Anyway the manual install of Nim 2.2.4 works just fine, so the Choosenim 0.8.14 bug is not a big problem for me.
You can try scoop to get working gcc and nim - no issues with paths (automatic path management), no need to choosenim, etc:
scoop install gcc
scoop install nim
Ok there is actually nothing wrong with the install experience of the manual install. My main problem was that if Choosenim is advertised as an installer with easy version switching, it should just work by opening an executable and following the prompts.
Also after writing this I found out that both the manual install and Choosenim don't actually require editing path by hand. Choosenim just doesn't clearly say that it already added the Nimble bin dir to path.
Ok, I finally managed to to write a test for the CI that reproduced the problem.

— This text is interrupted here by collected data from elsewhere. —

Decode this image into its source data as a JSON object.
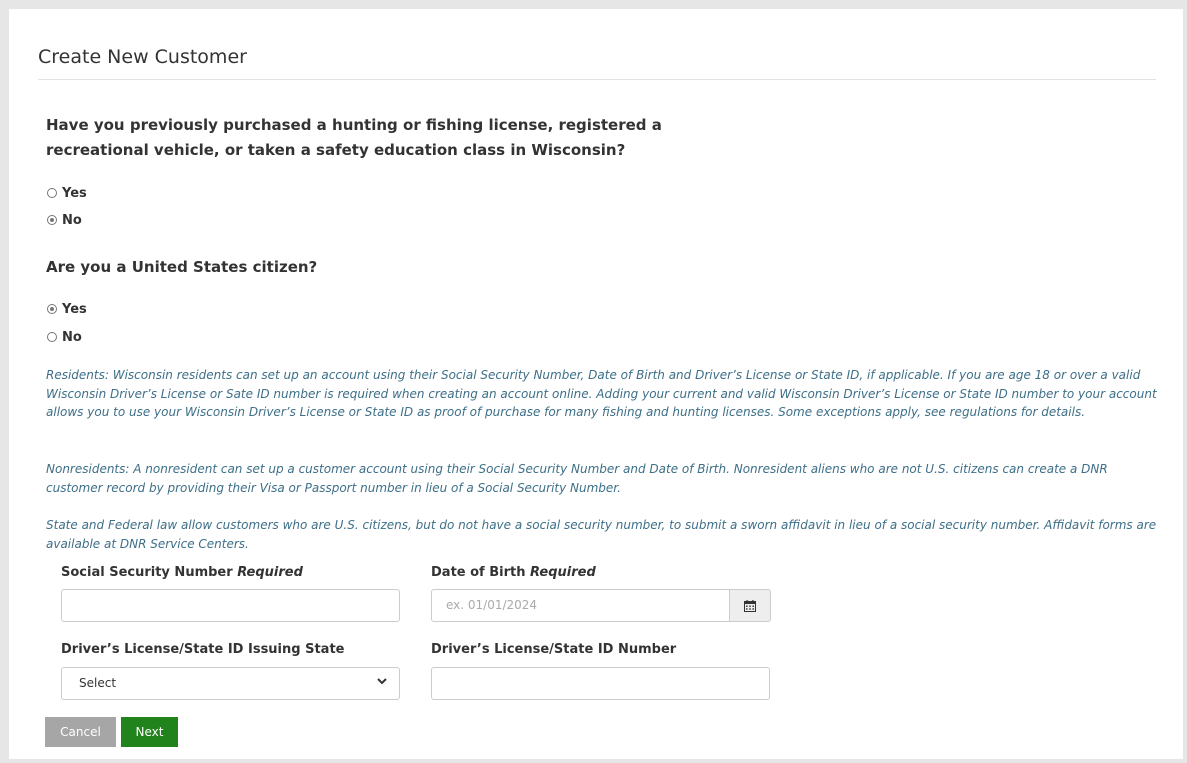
{
  "page": {
    "title": "Create New Customer"
  },
  "question_prior_purchase": {
    "text": "Have you previously purchased a hunting or fishing license, registered a recreational vehicle, or taken a safety education class in Wisconsin?",
    "options": [
      {
        "label": "Yes",
        "checked": false
      },
      {
        "label": "No",
        "checked": true
      }
    ]
  },
  "question_citizen": {
    "text": "Are you a United States citizen?",
    "options": [
      {
        "label": "Yes",
        "checked": true
      },
      {
        "label": "No",
        "checked": false
      }
    ]
  },
  "info": {
    "residents": "Residents: Wisconsin residents can set up an account using their Social Security Number, Date of Birth and Driver’s License or State ID, if applicable. If you are age 18 or over a valid Wisconsin Driver’s License or Sate ID number is required when creating an account online. Adding your current and valid Wisconsin Driver’s License or State ID number to your account allows you to use your Wisconsin Driver’s License or State ID as proof of purchase for many fishing and hunting licenses. Some exceptions apply, see regulations for details.",
    "nonresidents": "Nonresidents: A nonresident can set up a customer account using their Social Security Number and Date of Birth. Nonresident aliens who are not U.S. citizens can create a DNR customer record by providing their Visa or Passport number in lieu of a Social Security Number.",
    "affidavit": "State and Federal law allow customers who are U.S. citizens, but do not have a social security number, to submit a sworn affidavit in lieu of a social security number. Affidavit forms are available at DNR Service Centers."
  },
  "form": {
    "ssn": {
      "label": "Social Security Number",
      "required_label": "Required",
      "value": ""
    },
    "dob": {
      "label": "Date of Birth",
      "required_label": "Required",
      "placeholder": "ex. 01/01/2024",
      "value": "",
      "icon": "calendar-icon"
    },
    "dl_state": {
      "label": "Driver’s License/State ID Issuing State",
      "selected": "Select",
      "icon": "chevron-down-icon"
    },
    "dl_number": {
      "label": "Driver’s License/State ID Number",
      "value": ""
    }
  },
  "buttons": {
    "cancel": "Cancel",
    "next": "Next"
  },
  "colors": {
    "page_background": "#e6e6e6",
    "info_text": "#3d6f88",
    "cancel_button": "#a6a6a6",
    "next_button": "#21831b"
  }
}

choosenim really was not written with easy testing in mind. The amount of hoops I had to jump through to get it to make a Nim install from the binary distribution including the MinGW download and install where enough to furnish a whole gymnastic school.
Then I had convince the installed choosenim proxy executables to actually use the custom choosenim dir set in the CI tests, so it would actually run the nim compiler and gcc that where just installed in that custom choosenim directory by the test. Turns out, you couldn't actually do that yet, because you would need the --chosenimDir command line option for that and the proxy executables would pass that option on to the proxied executables, who would of course error out because they don't recognise that argument.

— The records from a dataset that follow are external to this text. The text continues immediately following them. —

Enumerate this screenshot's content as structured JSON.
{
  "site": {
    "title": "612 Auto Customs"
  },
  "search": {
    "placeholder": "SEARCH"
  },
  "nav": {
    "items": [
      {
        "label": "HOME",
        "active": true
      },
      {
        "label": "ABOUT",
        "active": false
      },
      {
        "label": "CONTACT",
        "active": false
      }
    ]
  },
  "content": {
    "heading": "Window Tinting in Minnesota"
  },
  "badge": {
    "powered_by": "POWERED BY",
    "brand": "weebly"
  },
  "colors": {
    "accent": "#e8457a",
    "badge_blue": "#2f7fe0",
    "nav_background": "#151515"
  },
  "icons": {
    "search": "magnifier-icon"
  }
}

So I had to add support for a CHOOSENIM_DIR environment variable, just to able to write the test properly. Well, that might come in handy anyway.

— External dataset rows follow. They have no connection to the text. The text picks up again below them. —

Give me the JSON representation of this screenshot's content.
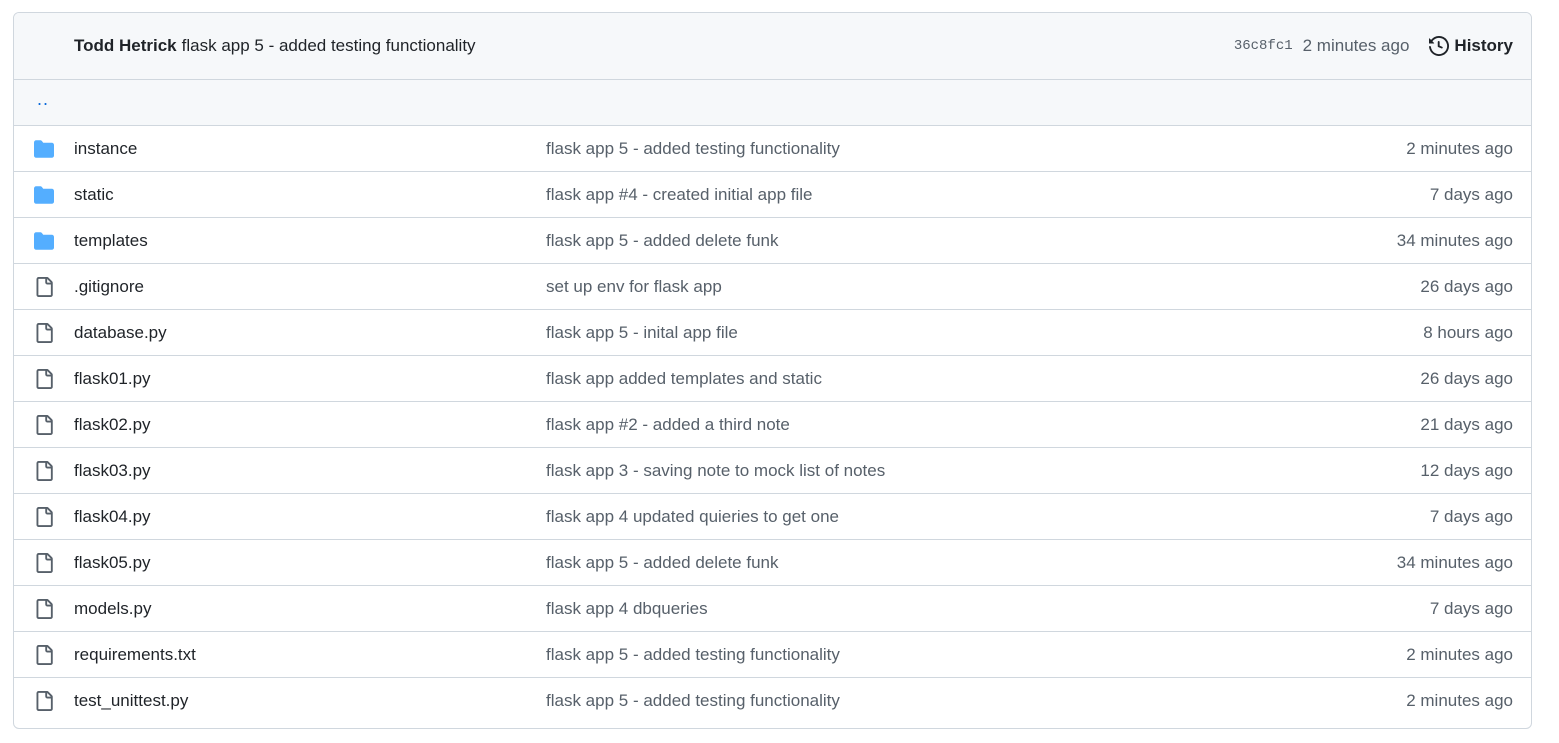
{
  "commit": {
    "author": "Todd Hetrick",
    "message": "flask app 5 - added testing functionality",
    "sha": "36c8fc1",
    "time": "2 minutes ago",
    "history_label": "History"
  },
  "parent_link": "..",
  "colors": {
    "folder": "#54aeff",
    "file": "#57606a",
    "link": "#0969da",
    "border": "#d0d7de",
    "header_bg": "#f6f8fa"
  },
  "files": [
    {
      "type": "folder",
      "icon": "folder-icon",
      "name": "instance",
      "message": "flask app 5 - added testing functionality",
      "age": "2 minutes ago"
    },
    {
      "type": "folder",
      "icon": "folder-icon",
      "name": "static",
      "message": "flask app #4 - created initial app file",
      "age": "7 days ago"
    },
    {
      "type": "folder",
      "icon": "folder-icon",
      "name": "templates",
      "message": "flask app 5 - added delete funk",
      "age": "34 minutes ago"
    },
    {
      "type": "file",
      "icon": "file-icon",
      "name": ".gitignore",
      "message": "set up env for flask app",
      "age": "26 days ago"
    },
    {
      "type": "file",
      "icon": "file-icon",
      "name": "database.py",
      "message": "flask app 5 - inital app file",
      "age": "8 hours ago"
    },
    {
      "type": "file",
      "icon": "file-icon",
      "name": "flask01.py",
      "message": "flask app added templates and static",
      "age": "26 days ago"
    },
    {
      "type": "file",
      "icon": "file-icon",
      "name": "flask02.py",
      "message": "flask app #2 - added a third note",
      "age": "21 days ago"
    },
    {
      "type": "file",
      "icon": "file-icon",
      "name": "flask03.py",
      "message": "flask app 3 - saving note to mock list of notes",
      "age": "12 days ago"
    },
    {
      "type": "file",
      "icon": "file-icon",
      "name": "flask04.py",
      "message": "flask app 4 updated quieries to get one",
      "age": "7 days ago"
    },
    {
      "type": "file",
      "icon": "file-icon",
      "name": "flask05.py",
      "message": "flask app 5 - added delete funk",
      "age": "34 minutes ago"
    },
    {
      "type": "file",
      "icon": "file-icon",
      "name": "models.py",
      "message": "flask app 4 dbqueries",
      "age": "7 days ago"
    },
    {
      "type": "file",
      "icon": "file-icon",
      "name": "requirements.txt",
      "message": "flask app 5 - added testing functionality",
      "age": "2 minutes ago"
    },
    {
      "type": "file",
      "icon": "file-icon",
      "name": "test_unittest.py",
      "message": "flask app 5 - added testing functionality",
      "age": "2 minutes ago"
    }
  ]
}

So, I first thought that, as I've mentioned above, that the root of the issue was not passing on the full path of the proxied executable from the proxyexe when using the new method of calling the proxied executable using execv:
https://github.com/SpotlightKid/choosenim/actions/runs/16211913011/job/45773537780?pr=4#step:5:213
Fixing that got rid of the error in the original report, but the MingW gcc still failed, this time in the linker:
https://github.com/SpotlightKid/choosenim/actions/runs/16212138680/job/45774147612?pr=4#step:5:197
So, I reverted back to using startProcess in the proxyexe on windows and that seems to have fixed the problem.
https://github.com/SpotlightKid/choosenim/actions/runs/16212303384/job/45774616630?pr=4#step:5:173
I'm currently out of ideas why the execv method doesn't work on windows. Since I'll be away for the weekend without access to a computer, I'll open a PR with the new test and fix/revert and the choosenim maintainers can decide what to do.